New satellite records monitored by a national team of collaborators show a four-year pattern of extremely low summer sea-ice coverage in the Arctic that continued in September 2005, which may be the result of warming temperatures and earlier spring melting.
Since 2002, the satellite data have revealed unusually early springtime melting in areas north of Siberia and Alaska. In 2005, the trend expanded to include the entire Arctic ice pack, said Ted Scambos of CU-Boulder's National Snow and Ice Data Center, which led the study that also involved NASA and the University of Washington.
The research group used the satellite record -- dating back to 1978 -- to determine that the 2005 spring and summer melting began about 17 days earlier than usual, a new record.
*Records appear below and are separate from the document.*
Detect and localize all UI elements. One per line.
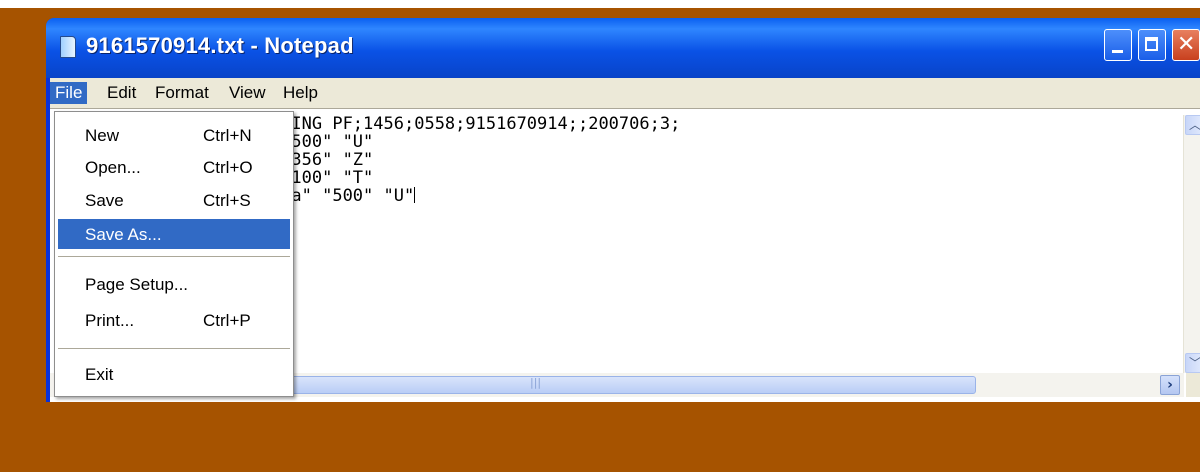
file-menu: New Ctrl+N Open... Ctrl+O Save Ctrl+S Sa…	[54, 111, 294, 397]
minimize-icon	[1112, 50, 1123, 53]
horizontal-scroll-thumb[interactable]	[290, 376, 976, 394]
title-bar[interactable]: 9161570914.txt - Notepad ✕	[46, 18, 1200, 78]
menu-item-label: Open...	[85, 158, 141, 177]
menu-item-print[interactable]: Print... Ctrl+P	[58, 305, 290, 335]
menu-item-exit[interactable]: Exit	[58, 359, 290, 389]
menu-item-save[interactable]: Save Ctrl+S	[58, 185, 290, 215]
text-caret	[414, 187, 416, 203]
menu-item-page-setup[interactable]: Page Setup...	[58, 269, 290, 299]
scroll-right-icon[interactable]: ›	[1160, 375, 1180, 395]
menu-item-shortcut: Ctrl+N	[203, 126, 252, 145]
menu-item-shortcut: Ctrl+S	[203, 191, 251, 210]
scroll-down-icon[interactable]: ﹀	[1185, 353, 1200, 373]
menu-item-label: Exit	[85, 365, 114, 384]
vertical-scrollbar[interactable]: ︿ ﹀	[1183, 115, 1200, 373]
size-grip-icon[interactable]	[1186, 373, 1200, 397]
menu-item-label: Page Setup...	[85, 275, 189, 294]
menu-item-save-as[interactable]: Save As...	[58, 219, 290, 249]
menu-format[interactable]: Format	[150, 82, 214, 104]
menu-item-shortcut: Ctrl+O	[203, 158, 253, 177]
menu-item-label: Save	[85, 191, 124, 210]
menu-item-open[interactable]: Open... Ctrl+O	[58, 152, 290, 182]
scroll-grip-icon: |||	[530, 376, 542, 389]
menu-edit[interactable]: Edit	[102, 82, 141, 104]
menu-item-new[interactable]: New Ctrl+N	[58, 120, 290, 150]
close-button[interactable]: ✕	[1172, 29, 1200, 61]
scroll-up-icon[interactable]: ︿	[1185, 115, 1200, 135]
close-icon: ✕	[1177, 32, 1196, 57]
menu-item-label: New	[85, 126, 120, 145]
menu-bar: File Edit Format View Help	[50, 78, 1200, 108]
menu-file[interactable]: File	[50, 82, 88, 104]
notepad-icon[interactable]	[60, 36, 76, 58]
menu-item-label: Save As...	[85, 225, 162, 244]
top-strip	[0, 0, 1200, 8]
menu-help[interactable]: Help	[278, 82, 323, 104]
minimize-button[interactable]	[1104, 29, 1132, 61]
menu-separator	[58, 256, 290, 257]
maximize-icon	[1145, 37, 1158, 51]
menu-item-label: Print...	[85, 311, 135, 330]
window-title: 9161570914.txt - Notepad	[86, 33, 354, 58]
menu-item-shortcut: Ctrl+P	[203, 311, 251, 330]
maximize-button[interactable]	[1138, 29, 1166, 61]
menu-separator	[58, 348, 290, 349]
menu-view[interactable]: View	[224, 82, 271, 104]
Average air temperatures across most of the Arctic Ocean from January to August 2005 were between 3.6 degrees F and 5.4 degrees F warmer than average compared to the last 50 years, said the team.
The conditions were followed by the lowest sea-ice extent yet seen in the satellite data, a five-day mean average of 2.06 million square miles on Sept. 19. The team reported the extent was lower than the mean average September sea-ice extent from 1978 to 2001 by about 20 percent, or 500,000 square miles, an area about twice the size of Texas.
"Since the 1990s, The melting and retreat trends are accelerating," said Scambos. "And the one common thread is that Arctic temperatures over the ice, ocean and surrounding land have increased in recent decades."
The study was spearheaded by CU-Boulder's NSIDC and involved NASA's Goddard Space Flight Center in Greenbelt, Md., NASA's Jet Propulsion Laboratory in Pasadena and the University of Washington in Seattle. NSIDC is part of the Cooperative Institute for Research in Environmental Sciences, or CIRES, a joint program of CU-Boulder and the National Oceanic and Atmospheric Administration.
The winter of 2004-2005 exhibited the smallest recovery of Arctic sea ice of any previous winter in the 23-year satellite record, the group reported. With the exception of May 2005, every month since November 2004 has exhibited the lowest monthly average of sea-ice extent since satellite record-keeping began in the region.
Although sea-ice records prior to 1978 are comparatively sparse, they imply the recent decline exceeds previous sea-ice lows, said Julienne Stroeve of CU-Boulder's NSIDC. "Considering the record-low amounts of sea-ice this year leading up to the month of September, 2005 could surpass 2002 as the lowest amount of sea-ice cover in more than a century," she said.
Arctic sea ice typically reaches a minimum in September at the end of the summer melt season. The trend of Arctic sea ice decline documented by satellites is now about 8.4 percent per decade since the 1970s, the group reported.
Scientists believe the Arctic Oscillation, a major atmospheric circulation pattern that can push sea ice out of the Arctic, may have contributed to the sea-ice reduction in the mid-1990s by making it more vulnerable to summertime melt, said CU-Boulder's Mark Serreze of NSIDC. While the pattern has become less of an influence on the region since the late 1990s, the sea ice has continued to decline.
"Something has fundamentally changed here, and the best answer is warming," Serreze said.
The decline is likely to affect future temperatures in the Arctic, since ice acts as a cooling mechanism to reflect most of the sun's radiation back into space, Scambos said. As sea ice melts, larger areas of darker ocean decrease the amount of solar energy reflected away from Earth.
"Feedbacks in the system are starting to take hold," Scambos said. "The consecutive record-low extents make it pretty certain a long-term decline is underway."
Arctic sea ice consists of both annual ice and multi-year ice. The multi-year ice has been declining at almost 10 percent per decade, said Florence Fetterer of CU-Boulder's NSIDC. While a recovery of multi-year ice would require sustained cooling in the Arctic, especially during the summer months, climate models predict continued Arctic warming, she said.